An Unbalanced System

Because no national definition of primary care exists, it is difficult to compare primary care outcomes or investment across different states or at the national level. However, it is estimated that as little as 5-7% of U.S. health care costs go toward primary care, with some outliers. An Organization for Economic Co-operation and Development (OECD) analysis of 22 countries estimates that primary care accounts for around 14% of total health spending, about double or triple the estimated national U.S. spend. Due to this insufficient investment, 70 million Americans (1 in every 4 adults) do not have a primary care provider. Evidence shows that an increase of just one primary care provider per 10,000 people can generate 5.5% fewer hospital visits, 11% fewer emergency department visits, and 7% fewer surgeries.

While there is near universal agreement that primary care is critical, funding has not adequately followed. To remedy this situation, to date, seven states have acted to rebalance their health care investments through regulatory or legislative means to define, measure, and increase primary care investment. With a baseline understanding of primary care investment, these states are able to make specific recommendations and requirements towards investment, payment reform, and delivery transformation to improve their primary care systems.

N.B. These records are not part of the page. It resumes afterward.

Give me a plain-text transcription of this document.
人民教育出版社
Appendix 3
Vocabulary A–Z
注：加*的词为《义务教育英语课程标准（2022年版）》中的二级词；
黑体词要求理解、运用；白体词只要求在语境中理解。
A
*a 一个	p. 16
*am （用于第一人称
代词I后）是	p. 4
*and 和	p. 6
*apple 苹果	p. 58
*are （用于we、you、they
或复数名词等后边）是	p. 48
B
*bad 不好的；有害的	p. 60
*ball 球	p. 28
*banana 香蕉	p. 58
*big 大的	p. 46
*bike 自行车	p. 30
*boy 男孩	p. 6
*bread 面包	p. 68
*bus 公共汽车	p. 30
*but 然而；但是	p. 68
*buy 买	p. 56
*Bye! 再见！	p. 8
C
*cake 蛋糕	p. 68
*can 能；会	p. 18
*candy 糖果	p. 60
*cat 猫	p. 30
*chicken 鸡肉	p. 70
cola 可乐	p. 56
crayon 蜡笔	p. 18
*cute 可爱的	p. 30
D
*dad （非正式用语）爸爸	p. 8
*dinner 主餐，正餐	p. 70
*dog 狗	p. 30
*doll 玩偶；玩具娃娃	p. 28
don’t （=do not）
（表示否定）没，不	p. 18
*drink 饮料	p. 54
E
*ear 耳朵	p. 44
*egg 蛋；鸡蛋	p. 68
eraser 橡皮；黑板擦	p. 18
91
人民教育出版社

See how states are tackling the issue here.

NEW YORK STATE EFFORTS

New York’s underserved communities have a pressing need for primary care, yet the providers and institutions that serve them have been unable to sufficiently sustain, expand, and improve services due to systemic underfunding and undervaluing of primary care services.

Currently, NYS spends $10,000 per New Yorker in health care costs—20% higher than the national average and the eighth highest in the nation. New York’s health care costs per resident are the second highest in the country. However, this massive investment has not paid off in outcomes; despite its high spending, New York does not rank among the top 10 states for health indicators such as cardiovascular deaths, diabetes, health disparities, frequent mental distress, preventable hospitalizations, rates of infectious diseases, chlamydia, pertussis, physical inactivity, drug deaths, and excessive drinking, according to 2018 data. If we stay on this concerning trajectory, New York will fall further behind, producing sicker, more chronically ill people, worsening health disparities, and continually rising health care costs.

It is in this context that PCDC believes that New York should work to realign our health care system through a deliberate strategy to define, measure, report on, and increase the proportion of the health care dollar allocated to primary care.